The book touts the Baker area’s excellent variety of restaurants, from Barley Brown’s Brewpub and the Geiser Grand Hotel to Mad Matilda’s, the Inland Cafe, Sumpter Junction and the Baker City Cafe — all with affordable prices compared to those found in most other great American towns featured in the book.

That’s a plus for people searching for travel bargains during these tough economic times, according to the Vokacs. 

They praised the town’s burgeoning wine and art scene found at the Geiser Grand Hotel, Bella, the Earth and Vine, the Carnegie Crossroads Art Center, the Elkhorn Gallery and others.

The weather profile for Baker City found in the book mirrors the weather profile for Bend, including fine to very good weather from May through September ideal for summer outdoor activities like hiking, camping, biking and wildlife viewing at the nearby Elkhorn Mountains, Wallowa-Whitman National Forest and Eagle Cap Wilderness.

There’s also plenty of fishing and boating and water recreation opportunities at area streams and reservoirs, at high mountain hikes such as Anthony Lakes, and at the Hells Canyon National Recreation area.

 The cool weather in the fall and again in the spring is ideal for hunting and fishing, and snowy winters in the Baker area are ideal for skiing and other winter adventures at Ski Anthony Lakes in the Elkhorn Mountains.

Jake Jacobs with the Baker City/County economic development team, said the Baker Heritage Museum has also added several new exhibits available for viewing year-round, including new exhibits on the history of the downtown buildings, as well as an exhibit featuring the ghost towns that once thrived during the gold rush, logging and cattle baron heyday of the area.

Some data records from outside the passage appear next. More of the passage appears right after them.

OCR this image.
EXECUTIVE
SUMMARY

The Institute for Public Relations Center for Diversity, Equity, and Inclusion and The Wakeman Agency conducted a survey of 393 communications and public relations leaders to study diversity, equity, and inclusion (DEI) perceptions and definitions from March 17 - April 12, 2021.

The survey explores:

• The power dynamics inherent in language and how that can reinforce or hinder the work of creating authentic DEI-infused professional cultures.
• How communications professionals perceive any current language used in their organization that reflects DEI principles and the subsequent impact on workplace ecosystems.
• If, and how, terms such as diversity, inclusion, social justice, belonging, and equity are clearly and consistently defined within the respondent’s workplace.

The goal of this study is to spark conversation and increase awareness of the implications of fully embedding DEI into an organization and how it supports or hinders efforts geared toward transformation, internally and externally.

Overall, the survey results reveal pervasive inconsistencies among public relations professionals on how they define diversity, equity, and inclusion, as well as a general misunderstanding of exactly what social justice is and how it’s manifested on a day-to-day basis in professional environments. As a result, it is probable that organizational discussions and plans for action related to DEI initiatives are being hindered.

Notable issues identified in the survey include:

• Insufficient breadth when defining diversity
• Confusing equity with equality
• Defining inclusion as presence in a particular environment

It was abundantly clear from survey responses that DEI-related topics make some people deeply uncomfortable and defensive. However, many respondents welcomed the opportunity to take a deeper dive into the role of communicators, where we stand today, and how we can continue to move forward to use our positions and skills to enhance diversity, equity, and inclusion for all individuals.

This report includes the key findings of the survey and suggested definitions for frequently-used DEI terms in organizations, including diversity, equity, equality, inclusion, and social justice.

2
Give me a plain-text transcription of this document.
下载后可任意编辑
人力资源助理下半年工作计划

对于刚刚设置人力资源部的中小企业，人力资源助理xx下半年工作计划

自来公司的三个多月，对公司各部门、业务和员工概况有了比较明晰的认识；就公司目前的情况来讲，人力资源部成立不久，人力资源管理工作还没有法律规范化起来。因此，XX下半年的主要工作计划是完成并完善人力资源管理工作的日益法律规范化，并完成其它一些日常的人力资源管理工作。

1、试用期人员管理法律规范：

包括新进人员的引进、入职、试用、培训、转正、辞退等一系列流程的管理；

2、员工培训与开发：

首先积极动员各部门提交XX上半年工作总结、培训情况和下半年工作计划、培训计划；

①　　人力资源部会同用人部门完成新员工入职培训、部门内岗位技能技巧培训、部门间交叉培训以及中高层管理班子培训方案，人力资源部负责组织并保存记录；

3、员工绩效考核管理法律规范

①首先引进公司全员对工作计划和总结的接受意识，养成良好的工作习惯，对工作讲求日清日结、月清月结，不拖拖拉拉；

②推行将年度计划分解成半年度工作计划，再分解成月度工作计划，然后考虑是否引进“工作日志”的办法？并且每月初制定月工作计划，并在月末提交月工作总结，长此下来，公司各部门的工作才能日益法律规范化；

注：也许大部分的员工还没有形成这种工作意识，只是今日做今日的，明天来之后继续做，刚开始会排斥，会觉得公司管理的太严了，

In their travels across the United States looking for great American cities, the Vokacs said no place compared to Baker City in terms of the affordability of lodging and housing.

If anyone is considering moving to the West Coast, the Vokacs said the existing housing in Baker City is the least expensive of any town in the three West Coast states listed in the book.

Other factors considered in ranking towns for inclusion among the “Great Towns of America” book included crime rates, income levels, education levels, recreational opportunities, cost of living, schools and higher education opportunities.